Uit: Wenn es ans Leben geht
Zu Hause angekommen, legte ich das Reclambändchen auf den Tisch. Wie eine greifbare Mahnung lag es dort. Esther riß mich aus meinen Gedanken. "Was ist das?" fragte sie. "Diese Striche da?" Sie zeigte mir die aufgeschlagenen Blätter. Es standen dort einige Verse, Zeilen, die mein Vater mit dicken Rotstiftlinien eingerahmt und unterstrichen hatte. Ob er es für sich tat, für andere oder für uns gleichviel, in der Nacht, die wir schlaflos durchgrübelten, schien es mir nahezu unglaublich, daß diese Worte vor weit über hundert Jahren geschrieben sein sollten. Immer wieder mußte ich lesen, was in den roten Rahmen stand:
Anfangs wollt ich fast verzagen,
Und ich glaubt, ich trüg es nie;
Und ich hab es doch getragen
Aber fragt mich nur nicht, wie?
Ja, das kannte ich.

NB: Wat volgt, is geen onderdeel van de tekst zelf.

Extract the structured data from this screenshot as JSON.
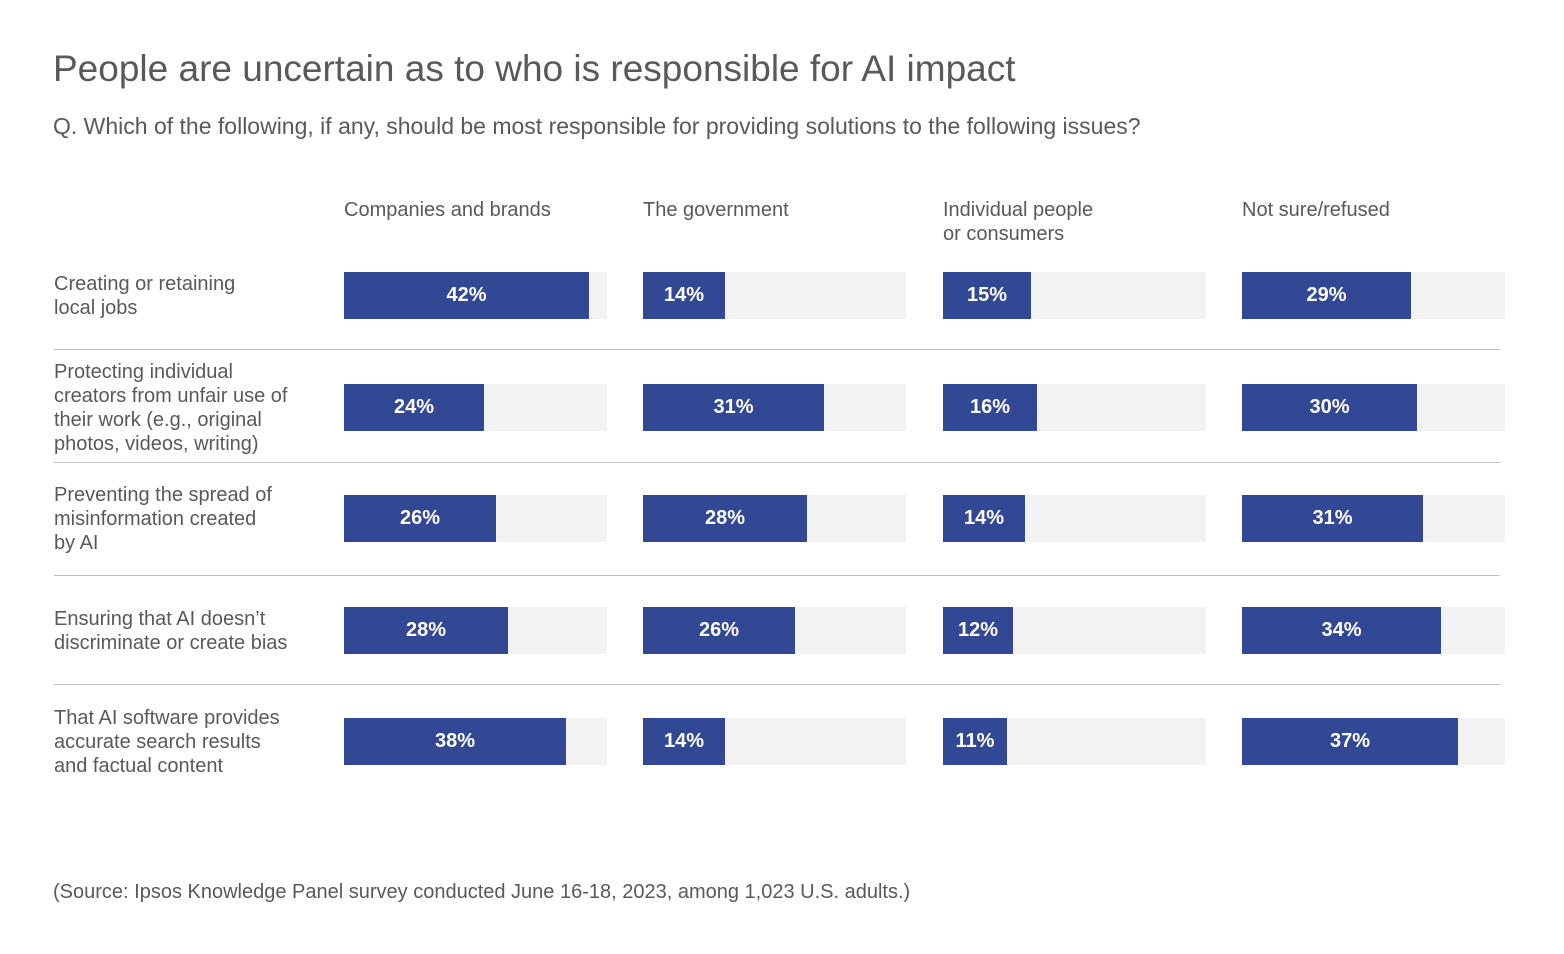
{
  "chart_data": {
    "type": "bar",
    "title": "People are uncertain as to who is responsible for AI impact",
    "subtitle": "Q. Which of the following, if any, should be most responsible for providing solutions to the following issues?",
    "columns": [
      "Companies and brands",
      "The government",
      "Individual people\nor consumers",
      "Not sure/refused"
    ],
    "categories": [
      "Creating or retaining\nlocal jobs",
      "Protecting individual\ncreators from unfair use of\ntheir work (e.g., original\nphotos, videos, writing)",
      "Preventing the spread of\nmisinformation created\nby AI",
      "Ensuring that AI doesn’t\ndiscriminate or create bias",
      "That AI software provides\naccurate search results\nand factual content"
    ],
    "values": [
      [
        42,
        14,
        15,
        29
      ],
      [
        24,
        31,
        16,
        30
      ],
      [
        26,
        28,
        14,
        31
      ],
      [
        28,
        26,
        12,
        34
      ],
      [
        38,
        14,
        11,
        37
      ]
    ],
    "value_suffix": "%",
    "xlim": [
      0,
      45
    ],
    "grid": false,
    "colors": {
      "bar": "#334894",
      "track": "#f2f2f2",
      "text": "#595959"
    },
    "source": "(Source: Ipsos Knowledge Panel survey conducted June 16-18, 2023, among 1,023 U.S. adults.)"
  }
}
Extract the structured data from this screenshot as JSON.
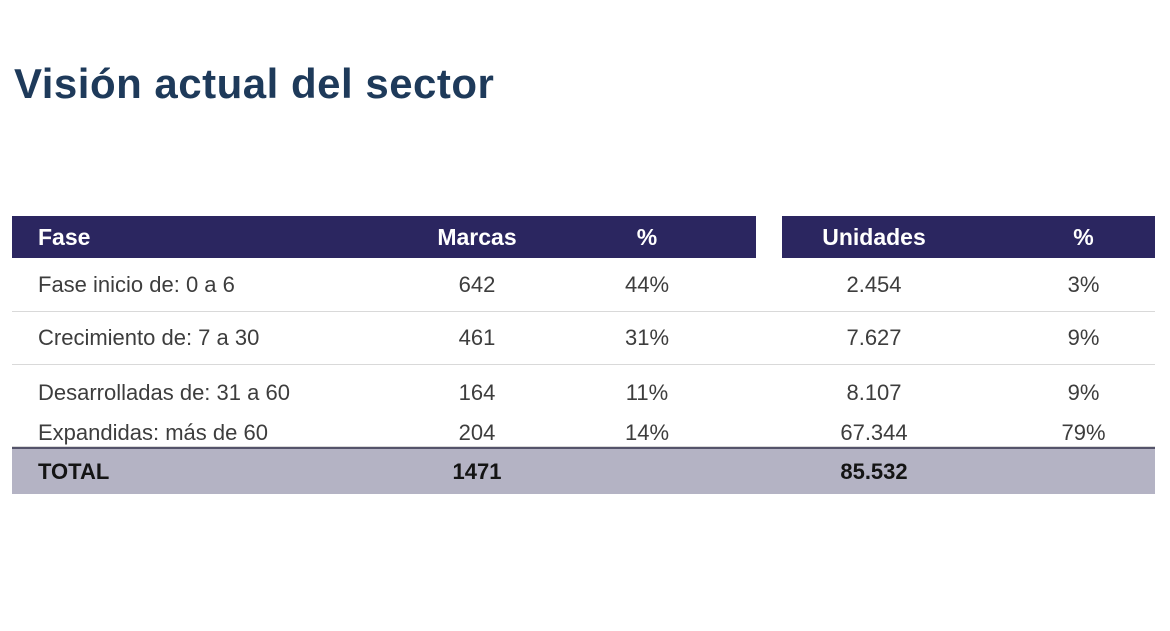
{
  "title": "Visión actual del sector",
  "colors": {
    "title_text": "#1e3a5a",
    "header_bg": "#2b2660",
    "header_text": "#ffffff",
    "row_text": "#3d3d3d",
    "row_divider": "#d9d9d9",
    "total_bg": "#b4b3c4",
    "total_border": "#54536a",
    "total_text": "#141414"
  },
  "table": {
    "headers": {
      "fase": "Fase",
      "marcas": "Marcas",
      "pct_marcas": "%",
      "unidades": "Unidades",
      "pct_unidades": "%"
    },
    "rows": [
      {
        "fase": "Fase inicio de: 0 a 6",
        "marcas": "642",
        "pct_marcas": "44%",
        "unidades": "2.454",
        "pct_unidades": "3%"
      },
      {
        "fase": "Crecimiento de: 7 a 30",
        "marcas": "461",
        "pct_marcas": "31%",
        "unidades": "7.627",
        "pct_unidades": "9%"
      },
      {
        "fase": "Desarrolladas de: 31 a 60",
        "marcas": "164",
        "pct_marcas": "11%",
        "unidades": "8.107",
        "pct_unidades": "9%"
      },
      {
        "fase": "Expandidas: más de 60",
        "marcas": "204",
        "pct_marcas": "14%",
        "unidades": "67.344",
        "pct_unidades": "79%"
      }
    ],
    "total": {
      "label": "TOTAL",
      "marcas": "1471",
      "unidades": "85.532"
    }
  },
  "chart_data": {
    "type": "table",
    "title": "Visión actual del sector",
    "columns": [
      "Fase",
      "Marcas",
      "%",
      "Unidades",
      "%"
    ],
    "rows": [
      [
        "Fase inicio de: 0 a 6",
        642,
        "44%",
        2454,
        "3%"
      ],
      [
        "Crecimiento de: 7 a 30",
        461,
        "31%",
        7627,
        "9%"
      ],
      [
        "Desarrolladas de: 31 a 60",
        164,
        "11%",
        8107,
        "9%"
      ],
      [
        "Expandidas: más de 60",
        204,
        "14%",
        67344,
        "79%"
      ]
    ],
    "total_row": [
      "TOTAL",
      1471,
      "",
      85532,
      ""
    ]
  }
}
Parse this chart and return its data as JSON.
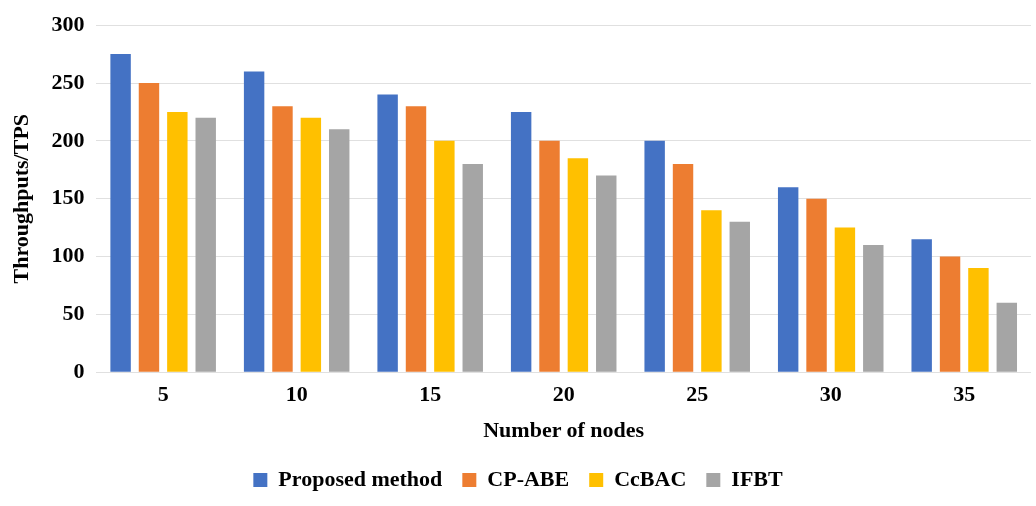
{
  "chart_data": {
    "type": "bar",
    "xlabel": "Number of nodes",
    "ylabel": "Throughputs/TPS",
    "categories": [
      "5",
      "10",
      "15",
      "20",
      "25",
      "30",
      "35"
    ],
    "series": [
      {
        "name": "Proposed method",
        "color": "#4472c4",
        "values": [
          275,
          260,
          240,
          225,
          200,
          160,
          115
        ]
      },
      {
        "name": "CP-ABE",
        "color": "#ed7d31",
        "values": [
          250,
          230,
          230,
          200,
          180,
          150,
          100
        ]
      },
      {
        "name": "CcBAC",
        "color": "#ffc000",
        "values": [
          225,
          220,
          200,
          185,
          140,
          125,
          90
        ]
      },
      {
        "name": "IFBT",
        "color": "#a5a5a5",
        "values": [
          220,
          210,
          180,
          170,
          130,
          110,
          60
        ]
      }
    ],
    "ylim": [
      0,
      300
    ],
    "yticks": [
      0,
      50,
      100,
      150,
      200,
      250,
      300
    ],
    "grid": "y",
    "legend": "bottom"
  }
}
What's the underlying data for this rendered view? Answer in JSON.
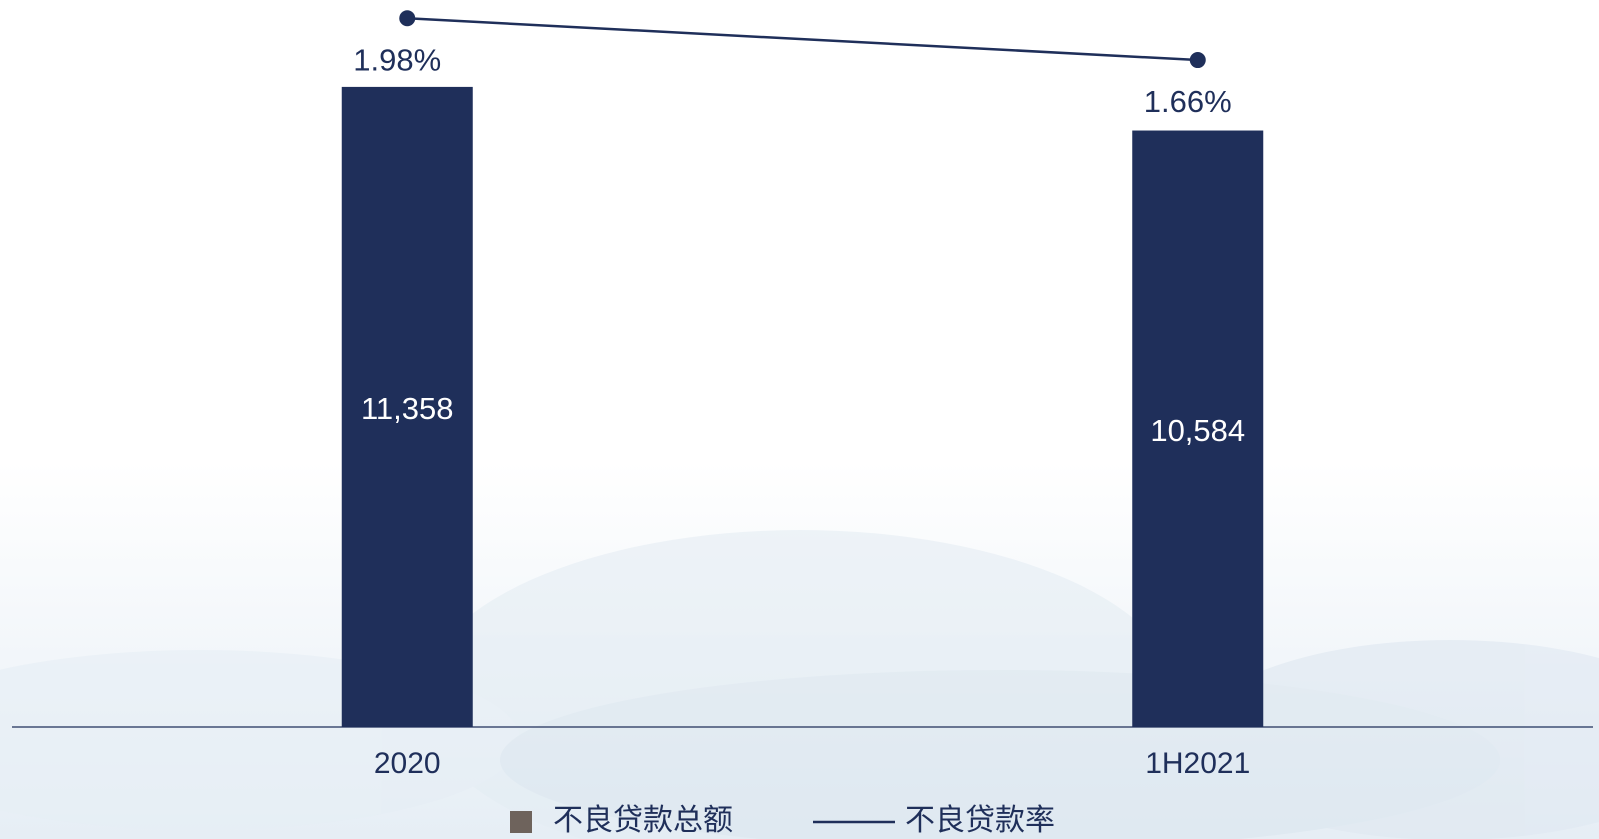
{
  "chart_data": {
    "type": "bar-line",
    "categories": [
      "2020",
      "1H2021"
    ],
    "series": [
      {
        "name": "不良贷款总额",
        "type": "bar",
        "color": "#1f2f5a",
        "legend_color": "#6e635c",
        "values": [
          11358,
          10584
        ],
        "value_labels": [
          "11,358",
          "10,584"
        ]
      },
      {
        "name": "不良贷款率",
        "type": "line",
        "axis": "y2",
        "color": "#1f2f5a",
        "values": [
          1.98,
          1.66
        ],
        "value_labels": [
          "1.98%",
          "1.66%"
        ]
      }
    ],
    "ylim": [
      0,
      12900
    ],
    "y2lim": [
      -3.45,
      2.12
    ],
    "legend": "bottom"
  }
}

Hatte es vor langem gelesen und aus Vaters Mund gehört, es war berührend, aber nicht sehr erschütternd gewesen, war nur das traurig-tapfere Geständnis eines großen toten Dichters. Und plötzlich sprach der zu mir an Vaters Stelle. Jetzt las ich es anders. Jetzt ging es mich selbst an, alles, was da auf dem ersten Blatt stand, auf dem zweiten, dem dritten, von flatternden Fingern flammig umrandet:
Wir dürfen nicht Viktoria trompeten,
Solang noch Säbel tragen unsre Sbirren;
Mich ängstet, wenn die Vipern Liebe girren,
Und Wolf und Esel Freiheitslieder flöten
Seite um Seite, sich steigernd in bestürzender Aktualität, folgten die Sätze einander, welche Sätze!
Wir begreifen die Ruinen nicht eher,
als bis wir selbst Ruinen sind.
Und dies prophetisch Ungeheure:
Ich sah einen Wolf, der leckte an einem
gelben Stern, bis seine Zunge blutete.
Und schließlich:
Dort, wo man Bücher verbrennt,
verbrennt man auch am Ende Menschen!